Als ich anfing, mit dieser Kamera zu fotografieren, habe ich das erste Mal digitale Dateien bearbeitet. Da ich gewohnt bin, mit Film zu arbeiten, wollte ich keine Technik verwenden, die ich nicht auch in der Dunkelkammer einsetzen könnte. In der Postproduktion experimentiere ich mit Doppelbelichtungen, so wie ich es auch mit einem verkleinerten Negativ tun würde. Die meisten dieser Aufnahmen sind jedoch gar keine Doppelbelichtungen. Bei den meisten handelt es sich lediglich um Reflexionen von Werbetafeln oder die Spiegelung eines Gesichts und der Reflexion des Hintergrunds. Zu bestimmten Tageszeiten spiegeln sich z. B. die Lichter in einem Zug so auf dem Glas, dass man das Innere und Äußere des Zugs in einer einzigen Aufnahme perfekt belichten kann.

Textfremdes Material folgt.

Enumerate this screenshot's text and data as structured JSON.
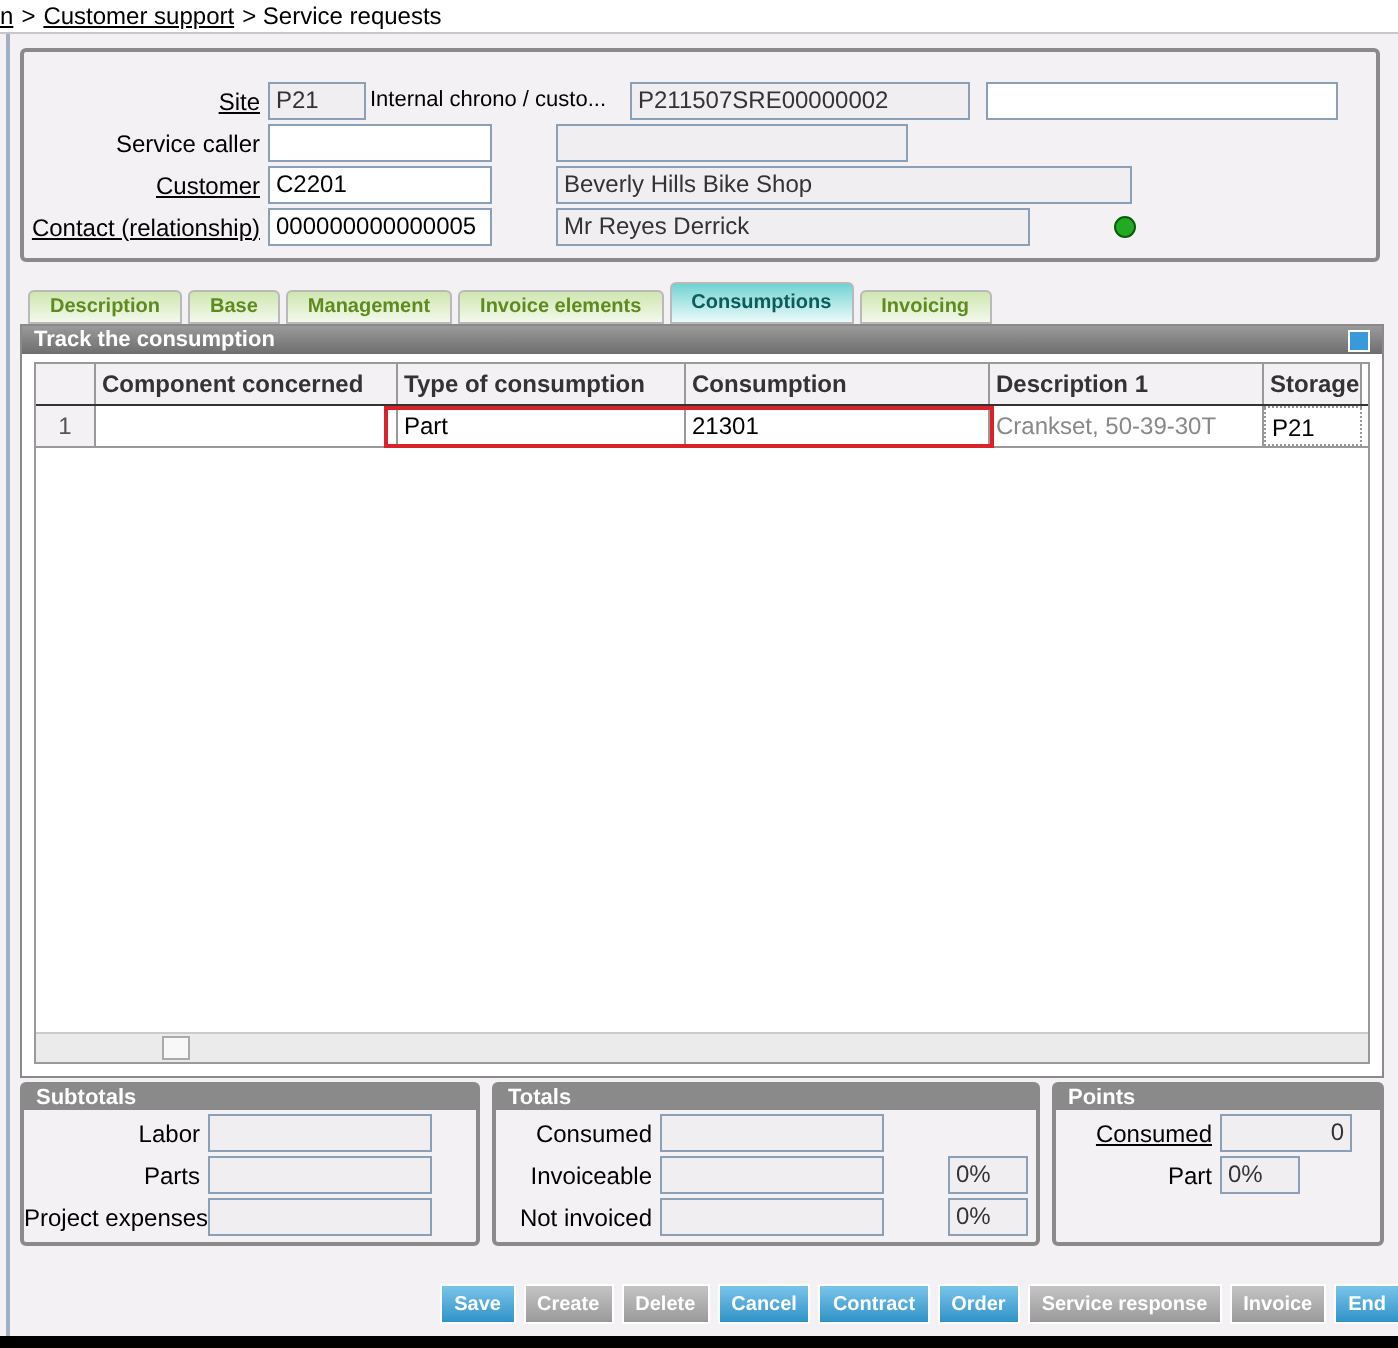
{
  "breadcrumb": [
    {
      "text": "n",
      "link": true
    },
    {
      "text": ">",
      "link": false
    },
    {
      "text": "Customer support",
      "link": true
    },
    {
      "text": "> Service requests",
      "link": false
    }
  ],
  "header": {
    "site": {
      "label": "Site",
      "value": "P21"
    },
    "chrono": {
      "label": "Internal chrono / custo...",
      "value": "P211507SRE00000002"
    },
    "service_caller": {
      "label": "Service caller"
    },
    "customer": {
      "label": "Customer",
      "value": "C2201",
      "name": "Beverly Hills Bike Shop"
    },
    "contact": {
      "label": "Contact (relationship)",
      "value": "000000000000005",
      "name": "Mr Reyes Derrick"
    },
    "status": {
      "color": "#22aa22"
    }
  },
  "tabs": [
    {
      "label": "Description",
      "selected": false
    },
    {
      "label": "Base",
      "selected": false
    },
    {
      "label": "Management",
      "selected": false
    },
    {
      "label": "Invoice elements",
      "selected": false
    },
    {
      "label": "Consumptions",
      "selected": true
    },
    {
      "label": "Invoicing",
      "selected": false
    }
  ],
  "grid": {
    "title": "Track the consumption",
    "columns": [
      "Component concerned",
      "Type of consumption",
      "Consumption",
      "Description 1",
      "Storage"
    ],
    "rows": [
      {
        "number": "1",
        "cells": [
          "",
          "Part",
          "21301",
          "Crankset, 50-39-30T",
          "P21"
        ],
        "highlighted": true
      }
    ]
  },
  "subtotals": {
    "title": "Subtotals",
    "rows": [
      {
        "label": "Labor"
      },
      {
        "label": "Parts"
      },
      {
        "label": "Project expenses"
      }
    ]
  },
  "totals": {
    "title": "Totals",
    "rows": [
      {
        "label": "Consumed"
      },
      {
        "label": "Invoiceable",
        "percent": "0%"
      },
      {
        "label": "Not invoiced",
        "percent": "0%"
      }
    ]
  },
  "points": {
    "title": "Points",
    "consumed": {
      "label": "Consumed",
      "value": "0"
    },
    "part": {
      "label": "Part",
      "value": "0%"
    }
  },
  "buttons": [
    {
      "label": "Save",
      "disabled": false
    },
    {
      "label": "Create",
      "disabled": true
    },
    {
      "label": "Delete",
      "disabled": true
    },
    {
      "label": "Cancel",
      "disabled": false
    },
    {
      "label": "Contract",
      "disabled": false
    },
    {
      "label": "Order",
      "disabled": false
    },
    {
      "label": "Service response",
      "disabled": true
    },
    {
      "label": "Invoice",
      "disabled": true
    },
    {
      "label": "End",
      "disabled": false
    }
  ]
}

Wie hat sich Ihr Blick auf Sydney im Laufe der Zeit entwickelt?
Auf dem Weg zur und von der Arbeit sah ich immer wieder Leute, die auf ihr Telefon schauten und sich völlig aus ihrer Umgebung verabschiedet hatten. Das war die Zeit, als die iPhones aufkamen. Für mich war die Fotografie immer eine Möglichkeit, mich daran zu erinnern, präsent zu bleiben. Ich glaube, dass etwas passiert, wenn man durch die Gegend läuft und die Welt als Bild anschaut, anstatt sie nur als alltäglich zu betrachten. Und dann kann man die Schönheit der kleinen Dinge erkennen. Ich fotografiere schon so lange in Sydney, dass sich mein Blickwinkel wahrscheinlich verändert hat. Ich bin ursprünglich in die Stadt gekommen, ohne zu wissen, dass sie der Ort ist, in dem ich den Rest meines Lebens verbringe. Ich sehe mich jetzt als Einheimischen. Und das verändert auch die Perspektive, wie man einen Ort fotografiert. Ich fühle mich nicht mehr so sehr als Außenseiter. Was sich für mich am meisten verändert hat, sind die Gesichter, die ich im Vorübergehen sehe. Ich lebe in einem Teil von Sydney, in dem die Leute aus der Stadt in die westlichen und südlichen Vororte pendeln; und die Zeiten, zu denen die Leute pendeln, und die Anzahl der Leute, die das tun, haben sich dramatisch verändert. Ich denke, das spiegelt wider, wie sich die Stadt verändert hat. Sydney ist eine der teuersten Städte der Welt, und ich denke, dass viele Menschen von weit her in die Stadt pendeln. Ein Großteil meiner Fotografien dreht sich um Menschen, die täglich auf diese Weise leben.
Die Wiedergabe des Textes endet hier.